1 is a block diagram of a motor control apparatus according to the prior art.
2 is a block diagram of a motor control apparatus according to the present invention.
3 is a block diagram of a control unit according to the present invention;
4 is a flow chart of a motor control method according to an embodiment of the present invention.
5 is a flow chart of a motor control method according to another embodiment of the present invention.

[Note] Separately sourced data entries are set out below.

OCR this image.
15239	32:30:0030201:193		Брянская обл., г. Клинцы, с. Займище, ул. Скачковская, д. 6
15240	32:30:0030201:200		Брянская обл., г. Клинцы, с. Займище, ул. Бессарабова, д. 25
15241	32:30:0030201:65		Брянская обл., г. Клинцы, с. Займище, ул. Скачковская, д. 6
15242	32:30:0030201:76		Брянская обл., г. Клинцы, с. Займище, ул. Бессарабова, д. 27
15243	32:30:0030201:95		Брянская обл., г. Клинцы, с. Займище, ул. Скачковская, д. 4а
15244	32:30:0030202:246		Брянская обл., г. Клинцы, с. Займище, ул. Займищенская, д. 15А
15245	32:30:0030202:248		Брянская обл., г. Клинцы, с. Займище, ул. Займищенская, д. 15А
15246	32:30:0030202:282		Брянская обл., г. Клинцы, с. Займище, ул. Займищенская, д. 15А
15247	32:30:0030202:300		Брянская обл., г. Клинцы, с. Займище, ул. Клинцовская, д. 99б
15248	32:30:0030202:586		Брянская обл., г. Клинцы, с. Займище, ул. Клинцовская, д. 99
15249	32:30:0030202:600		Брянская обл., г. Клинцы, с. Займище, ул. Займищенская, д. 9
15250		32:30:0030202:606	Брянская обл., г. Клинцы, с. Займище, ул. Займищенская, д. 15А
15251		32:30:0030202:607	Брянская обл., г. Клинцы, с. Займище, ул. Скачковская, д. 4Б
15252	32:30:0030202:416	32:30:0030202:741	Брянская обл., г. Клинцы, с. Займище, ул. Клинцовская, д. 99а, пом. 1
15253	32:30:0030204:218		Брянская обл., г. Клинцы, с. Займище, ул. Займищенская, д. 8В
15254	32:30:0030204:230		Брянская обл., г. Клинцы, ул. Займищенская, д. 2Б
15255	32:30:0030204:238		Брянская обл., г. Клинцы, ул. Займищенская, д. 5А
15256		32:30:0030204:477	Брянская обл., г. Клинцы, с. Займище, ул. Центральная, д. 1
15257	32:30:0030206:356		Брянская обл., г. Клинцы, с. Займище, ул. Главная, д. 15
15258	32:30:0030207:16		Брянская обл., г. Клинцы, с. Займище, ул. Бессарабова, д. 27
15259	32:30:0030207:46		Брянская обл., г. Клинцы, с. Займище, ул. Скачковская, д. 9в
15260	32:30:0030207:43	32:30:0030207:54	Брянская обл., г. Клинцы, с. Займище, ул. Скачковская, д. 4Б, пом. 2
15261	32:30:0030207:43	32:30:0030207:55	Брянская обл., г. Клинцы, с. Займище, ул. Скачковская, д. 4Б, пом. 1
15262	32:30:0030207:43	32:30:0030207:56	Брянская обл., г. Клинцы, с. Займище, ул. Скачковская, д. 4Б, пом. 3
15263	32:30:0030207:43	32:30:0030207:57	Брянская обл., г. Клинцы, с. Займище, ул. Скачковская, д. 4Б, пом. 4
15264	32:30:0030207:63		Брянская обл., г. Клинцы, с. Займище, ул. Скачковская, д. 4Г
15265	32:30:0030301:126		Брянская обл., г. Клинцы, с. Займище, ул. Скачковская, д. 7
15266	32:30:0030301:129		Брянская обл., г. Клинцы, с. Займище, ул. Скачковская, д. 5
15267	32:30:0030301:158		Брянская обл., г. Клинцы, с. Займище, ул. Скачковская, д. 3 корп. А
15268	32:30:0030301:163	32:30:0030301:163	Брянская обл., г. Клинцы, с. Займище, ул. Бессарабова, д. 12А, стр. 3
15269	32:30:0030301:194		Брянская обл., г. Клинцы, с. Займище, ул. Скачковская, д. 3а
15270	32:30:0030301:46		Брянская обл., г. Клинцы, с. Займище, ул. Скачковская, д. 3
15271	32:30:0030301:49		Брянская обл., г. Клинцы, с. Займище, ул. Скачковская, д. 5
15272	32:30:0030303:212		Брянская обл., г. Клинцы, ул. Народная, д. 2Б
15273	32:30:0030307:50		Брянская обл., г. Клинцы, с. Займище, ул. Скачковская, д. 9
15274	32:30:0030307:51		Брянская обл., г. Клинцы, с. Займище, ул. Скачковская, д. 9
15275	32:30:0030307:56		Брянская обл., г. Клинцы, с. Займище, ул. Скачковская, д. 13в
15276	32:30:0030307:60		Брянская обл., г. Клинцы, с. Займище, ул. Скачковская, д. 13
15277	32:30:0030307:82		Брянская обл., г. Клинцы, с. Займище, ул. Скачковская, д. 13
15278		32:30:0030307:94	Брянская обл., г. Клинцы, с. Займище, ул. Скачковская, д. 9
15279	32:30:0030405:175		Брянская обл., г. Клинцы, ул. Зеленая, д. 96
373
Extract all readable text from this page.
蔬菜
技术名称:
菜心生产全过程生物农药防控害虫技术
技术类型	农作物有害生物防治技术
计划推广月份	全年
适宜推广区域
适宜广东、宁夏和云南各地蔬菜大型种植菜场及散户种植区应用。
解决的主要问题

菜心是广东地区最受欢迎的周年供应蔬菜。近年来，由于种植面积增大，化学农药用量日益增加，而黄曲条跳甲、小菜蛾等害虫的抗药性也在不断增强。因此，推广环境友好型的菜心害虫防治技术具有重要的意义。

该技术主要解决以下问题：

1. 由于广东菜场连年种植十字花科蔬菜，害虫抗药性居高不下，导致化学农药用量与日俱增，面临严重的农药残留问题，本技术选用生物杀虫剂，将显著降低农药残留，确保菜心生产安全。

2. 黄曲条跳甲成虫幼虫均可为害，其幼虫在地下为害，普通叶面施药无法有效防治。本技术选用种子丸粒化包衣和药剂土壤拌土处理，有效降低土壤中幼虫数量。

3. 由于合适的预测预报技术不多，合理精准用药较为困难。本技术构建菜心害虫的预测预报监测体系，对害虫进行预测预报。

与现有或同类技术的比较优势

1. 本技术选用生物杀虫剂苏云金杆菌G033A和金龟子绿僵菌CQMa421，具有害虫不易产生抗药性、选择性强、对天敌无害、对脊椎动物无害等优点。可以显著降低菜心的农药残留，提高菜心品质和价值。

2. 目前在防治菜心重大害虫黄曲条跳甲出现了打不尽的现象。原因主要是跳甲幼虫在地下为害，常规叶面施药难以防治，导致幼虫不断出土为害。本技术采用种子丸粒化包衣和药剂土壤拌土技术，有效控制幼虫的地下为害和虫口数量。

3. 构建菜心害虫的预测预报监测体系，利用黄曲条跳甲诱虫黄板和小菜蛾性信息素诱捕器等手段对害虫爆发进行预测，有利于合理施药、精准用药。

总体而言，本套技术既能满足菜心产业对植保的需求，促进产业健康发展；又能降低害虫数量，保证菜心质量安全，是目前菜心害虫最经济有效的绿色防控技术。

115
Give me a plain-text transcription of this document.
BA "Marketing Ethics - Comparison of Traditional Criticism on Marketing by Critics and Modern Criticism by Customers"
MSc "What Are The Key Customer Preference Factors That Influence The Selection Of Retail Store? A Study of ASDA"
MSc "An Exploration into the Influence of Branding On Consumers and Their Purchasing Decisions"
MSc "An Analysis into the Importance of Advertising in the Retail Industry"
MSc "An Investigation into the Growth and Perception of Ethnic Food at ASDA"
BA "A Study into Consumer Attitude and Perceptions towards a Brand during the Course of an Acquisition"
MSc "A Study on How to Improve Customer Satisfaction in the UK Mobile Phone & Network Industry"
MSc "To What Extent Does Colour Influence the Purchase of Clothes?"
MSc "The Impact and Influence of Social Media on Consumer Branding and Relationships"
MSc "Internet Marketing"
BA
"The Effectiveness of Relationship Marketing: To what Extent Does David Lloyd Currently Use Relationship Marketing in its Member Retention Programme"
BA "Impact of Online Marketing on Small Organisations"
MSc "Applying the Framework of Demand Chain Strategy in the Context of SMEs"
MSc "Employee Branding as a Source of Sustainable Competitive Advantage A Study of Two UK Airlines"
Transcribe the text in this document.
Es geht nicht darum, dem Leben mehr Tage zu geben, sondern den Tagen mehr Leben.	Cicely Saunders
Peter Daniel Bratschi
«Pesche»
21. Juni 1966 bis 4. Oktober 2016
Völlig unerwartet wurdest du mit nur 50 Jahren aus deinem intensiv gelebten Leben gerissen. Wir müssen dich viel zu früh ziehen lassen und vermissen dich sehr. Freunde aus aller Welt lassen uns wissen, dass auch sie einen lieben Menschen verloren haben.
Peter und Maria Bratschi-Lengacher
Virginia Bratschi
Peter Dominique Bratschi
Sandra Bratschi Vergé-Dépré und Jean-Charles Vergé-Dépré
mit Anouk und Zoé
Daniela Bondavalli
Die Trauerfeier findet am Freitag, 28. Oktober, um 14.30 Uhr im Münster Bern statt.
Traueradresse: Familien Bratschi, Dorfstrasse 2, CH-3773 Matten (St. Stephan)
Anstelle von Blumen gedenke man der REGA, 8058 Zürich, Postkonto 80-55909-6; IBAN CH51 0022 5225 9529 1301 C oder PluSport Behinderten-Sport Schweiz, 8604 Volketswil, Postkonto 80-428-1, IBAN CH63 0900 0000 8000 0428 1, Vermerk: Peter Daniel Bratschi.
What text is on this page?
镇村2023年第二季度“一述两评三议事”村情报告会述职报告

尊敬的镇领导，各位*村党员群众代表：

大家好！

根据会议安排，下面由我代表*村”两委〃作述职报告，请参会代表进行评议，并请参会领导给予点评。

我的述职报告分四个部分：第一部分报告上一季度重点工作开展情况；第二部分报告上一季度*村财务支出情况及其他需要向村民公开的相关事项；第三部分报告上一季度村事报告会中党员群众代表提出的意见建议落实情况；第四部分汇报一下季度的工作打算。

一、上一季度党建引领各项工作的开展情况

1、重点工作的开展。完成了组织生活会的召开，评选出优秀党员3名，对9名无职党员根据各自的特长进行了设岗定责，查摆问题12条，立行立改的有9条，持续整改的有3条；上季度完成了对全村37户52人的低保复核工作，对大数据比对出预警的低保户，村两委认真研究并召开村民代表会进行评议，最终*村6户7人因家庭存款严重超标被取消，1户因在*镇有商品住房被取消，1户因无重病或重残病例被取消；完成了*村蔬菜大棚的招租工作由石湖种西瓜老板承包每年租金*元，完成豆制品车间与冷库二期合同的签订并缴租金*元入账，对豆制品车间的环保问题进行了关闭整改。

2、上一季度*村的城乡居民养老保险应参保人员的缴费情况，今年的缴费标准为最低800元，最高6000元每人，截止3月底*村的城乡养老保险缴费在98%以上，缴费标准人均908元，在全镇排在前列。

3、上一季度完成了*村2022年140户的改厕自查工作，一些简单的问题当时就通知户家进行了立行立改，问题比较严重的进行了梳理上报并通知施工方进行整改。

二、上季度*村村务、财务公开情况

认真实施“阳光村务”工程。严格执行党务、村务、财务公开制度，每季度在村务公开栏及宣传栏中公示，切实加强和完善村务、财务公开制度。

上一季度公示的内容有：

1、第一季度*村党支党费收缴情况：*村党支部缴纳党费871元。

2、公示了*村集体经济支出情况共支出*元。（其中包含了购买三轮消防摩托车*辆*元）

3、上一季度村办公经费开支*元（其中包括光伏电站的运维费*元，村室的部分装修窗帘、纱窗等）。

The terms and words used in the present specification and claims should not be construed as limited to ordinary or dictionary meanings and the inventor should appropriately define the concept of the term in order to describe its invention in the best way The present invention should be construed in accordance with the meaning and concept consistent with the technical idea of the present invention. Therefore, the embodiments described in the present specification and the configurations shown in the drawings are merely the most preferred embodiments of the present invention, and not all of the technical ideas of the present invention are described. Therefore, It is to be understood that equivalents and modifications are possible.

The terminology used herein is for the purpose of describing particular embodiments only and is not intended to be limiting of the invention. As used herein, the singular forms "a", "an", and "the" include plural referents unless the context clearly dictates otherwise.

2 is a block diagram of a motor control apparatus 100 according to the present invention, Figure 3 is a block diagram of a control unit 170 according to the present invention.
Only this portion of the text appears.